Over the course of two hours or so on Thursday, Dr. Shafi Ahmed will perform a more-or-less routine surgery on a man in his seventies with colon cancer. The 47-year-old cancer specialist will make a small slice on the patient’s belly, remove the tumor from his bowel, and stitch the tissue back together. And people all over the world will be watching from every possible angle.
Ahmed’s surgery, which will take place at the Royal London Hospital, will be the world’s first to be live-streamed in 360-degree video. A suite of 360-degree cameras mounted around the operating room will allow any remote observer with a virtual-reality headset and a smartphone to tune in to a feed that will be delayed by one minute.
You might not think a surgeon would want so many eyes trained on his and his team of five’s every grisly move (or potential mistake). But Ahmed’s a genuine tech geek, and he’s excited that people will get an up-close look at a process that normally happens behind closed doors. “You’re in the operating room and you see how the team is working — the monitors, the noise, how the systems are behaving, you can look at the video feed,” Ahmed told BuzzFeed News. “In surgery, how a team operates is just as important or more important than how an individual surgeon does an operation.”
Two years ago, Ahmed led the first team that conducted a live operation broadcast with Google Glass. Today he’s even more excited about virtual reality, which he calls a “much more immersive learning tool,” and is a co-founder of Medical Realities, which is helping live-stream the operation.
He’s not the only one enthused about the possibilities; investors, entrepreneurs, engineers, artists, media organizations, massive tech companies, and others are all rushing headfirst into the nascent industry. And while gaming and entertainment are the technology’s most obvious uses, a growing number of people — including Ahmed — are exploring how virtual and augmented reality could make people physically and emotionally healthier.
“Where this ends up is very hard to predict, but it’s extremely powerful,” said Mike Rothenberg, CEO and founder of Rothenberg Ventures, a San Francisco fund that invests in virtual- and augmented-reality companies and other emerging technologies. “You can create anything you can imagine or visualize in virtual reality.”
At the moment, virtual reality’s health applications fit into two broad categories: medical education (in which students use VR to visualize, and hopefully better understand, procedures and concepts) and therapies (in which people see and interact with images in ways that help them overcome a condition).
In the education department are efforts like Ahmed’s, as well as startups like Vicarious Surgical and Medical Realities (surgical training; the latter, along with Mativision, is streaming Thursday’s surgery) and Orosim (dental education).
On the therapy side, there are startups like Psious and Fearless (which helps people overcome phobias by putting them in anxiety-inducing situations), DeepStream (which helps people deal with pain by immersing them in relaxing scenes), and One Caring Team (same, but for seniors struggling with dementia and loneliness). MindMaze, a Swiss company that recently raised $100 million, is doing clinical trials to test whether its 3D software and motion-tracking camera, together known as MindMotion Pro, can help patients recover from stroke.
One potential hurdle for MindMaze and companies like it: The FDA asks medical device makers to compare their products to existing products so the agency can weigh the relative risks and benefits. With emerging technologies, that's trickier. “We are the only ones to treat stroke with VR and nothing has changed in 60 years," Frederic Condolo, global product director of MindMaze, told BuzzFeed News. "And so it’s pretty difficult to give a reference, because there’s no real reference."
Of course, it wasn’t long ago that another head-worn tech gadget was being sold as the best new way to help doctors communicate better, call up medical images and records on their screens, and get other doctors’ opinions about what they were seeing. Given that enthusiasm about Google Glass has all but died out, it’s not hard to wonder if virtual reality is destined for the same fate.
But proponents say the new medium has key advantages.
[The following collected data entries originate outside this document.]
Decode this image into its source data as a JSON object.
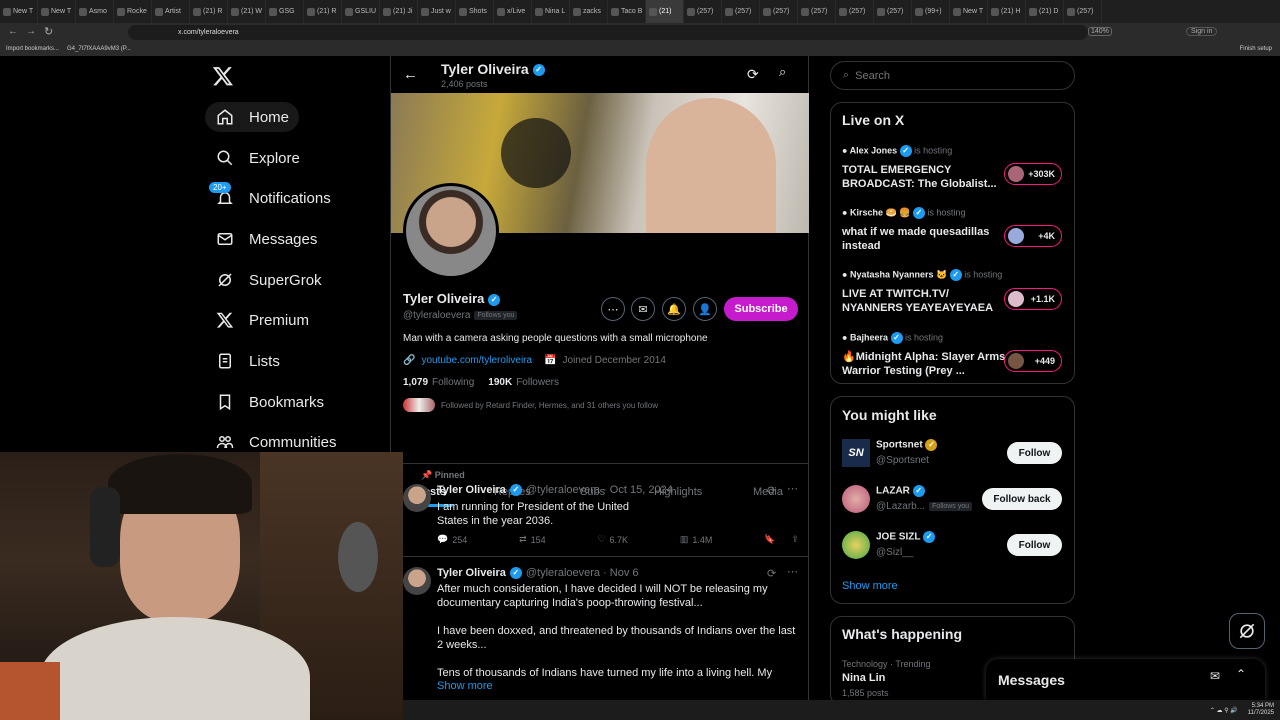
{
  "browser": {
    "tabs": [
      "New T",
      "New T",
      "Asmo",
      "Rocke",
      "Artist",
      "(21) R",
      "(21) W",
      "GSG",
      "(21) R",
      "GSLIU",
      "(21) Ji",
      "Just w",
      "Shots",
      "x/Live",
      "Nina L",
      "zacks",
      "Taco B",
      "(21)",
      "(257)",
      "(257)",
      "(257)",
      "(257)",
      "(257)",
      "(257)",
      "(99+)",
      "New T",
      "(21) H",
      "(21) D",
      "(257)"
    ],
    "url": "x.com/tyleraloevera",
    "zoom": "140%",
    "sign_in": "Sign in",
    "finish_setup": "Finish setup",
    "bookmarks": [
      "Import bookmarks...",
      "G4_7t7fXAAA9vM3 (P..."
    ]
  },
  "nav": {
    "home": "Home",
    "explore": "Explore",
    "notifications": "Notifications",
    "notif_badge": "20+",
    "messages": "Messages",
    "supergrok": "SuperGrok",
    "premium": "Premium",
    "lists": "Lists",
    "bookmarks": "Bookmarks",
    "communities": "Communities"
  },
  "profile": {
    "header_name": "Tyler Oliveira",
    "posts_count": "2,406 posts",
    "name": "Tyler Oliveira",
    "handle": "@tyleraloevera",
    "follows_you": "Follows you",
    "bio": "Man with a camera asking people questions with a small microphone",
    "link": "youtube.com/tyleroliveira",
    "joined": "Joined December 2014",
    "following_count": "1,079",
    "following_label": "Following",
    "followers_count": "190K",
    "followers_label": "Followers",
    "followed_by": "Followed by Retard Finder, Hermes, and 31 others you follow",
    "subscribe": "Subscribe",
    "tabs": [
      "Posts",
      "Replies",
      "Subs",
      "Highlights",
      "Media"
    ]
  },
  "posts": [
    {
      "pinned": "Pinned",
      "name": "Tyler Oliveira",
      "meta": "@tyleraloevera · Oct 15, 2024",
      "text": "I am running for President of the United States in the year 2036.",
      "replies": "254",
      "reposts": "154",
      "likes": "6.7K",
      "views": "1.4M"
    },
    {
      "name": "Tyler Oliveira",
      "meta": "@tyleraloevera · Nov 6",
      "text1": "After much consideration, I have decided I will NOT be releasing my documentary capturing India's poop-throwing festival...",
      "text2": "I have been doxxed, and threatened by thousands of Indians over the last 2 weeks...",
      "text3": "Tens of thousands of Indians have turned my life into a living hell. My",
      "show_more": "Show more"
    }
  ],
  "search": {
    "placeholder": "Search"
  },
  "live": {
    "title": "Live on X",
    "hosting": "is hosting",
    "items": [
      {
        "host": "Alex Jones",
        "title": "TOTAL EMERGENCY BROADCAST: The Globalist...",
        "count": "+303K"
      },
      {
        "host": "Kirsche 🥯 🍔",
        "title": "what if we made quesadillas instead",
        "count": "+4K"
      },
      {
        "host": "Nyatasha Nyanners 🐱",
        "title": "LIVE AT TWITCH.TV/ NYANNERS YEAYEAYEYAEA",
        "count": "+1.1K"
      },
      {
        "host": "Bajheera",
        "title": "🔥Midnight Alpha: Slayer Arms Warrior Testing (Prey ...",
        "count": "+449"
      }
    ]
  },
  "might_like": {
    "title": "You might like",
    "items": [
      {
        "name": "Sportsnet",
        "handle": "@Sportsnet",
        "button": "Follow",
        "logo": "SN"
      },
      {
        "name": "LAZAR",
        "handle": "@Lazarb...",
        "follows_you": "Follows you",
        "button": "Follow back"
      },
      {
        "name": "JOE SIZL",
        "handle": "@Sizl__",
        "button": "Follow"
      }
    ],
    "show_more": "Show more"
  },
  "happening": {
    "title": "What's happening",
    "category": "Technology · Trending",
    "topic": "Nina Lin",
    "posts": "1,585 posts"
  },
  "messages_dock": {
    "title": "Messages"
  },
  "taskbar": {
    "time": "5:34 PM",
    "date": "11/7/2025"
  }
}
While a Glass cost developers $1,500, virtual-reality programming is relatively cheaper and easier to consume and produce — all you need is a smartphone and a headset like Google Cardboard. As a result, many more developers are building apps for VR than they were for Glass. “There’s thousands and thousands,” said Brayton Williams, co-founder of Boost VC, a seed-stage accelerator in Silicon Valley that has invested in 34 virtual-reality startups. “I don’t think that was the case with Google Glass.”
Glass may not have been the perfect tool in and of itself, but some observers say it was a catalyst that helped make augmented, and then virtual, reality seem somewhat mainstream. “In the early days of augmented reality, when you talked about it, not a lot of people understood what you were saying,” said Sean Lane, who co-founded APX Labs, which makes software for wearable technology in the workplace. "It’s tough to describe." (Lane has since moved on to start a health startup, CrossChx.) “Thank goodness for Google Glass, because it brought to the forefront what augmented reality was.”
At the end of the day, of course, it doesn’t matter how well-made the devices are if clinicians and patients don’t embrace them. But Rothenberg doubts that’ll be a problem. “There’s two kinds of people when it comes to VR,” he said. “Skeptics, and people who have tried VR.”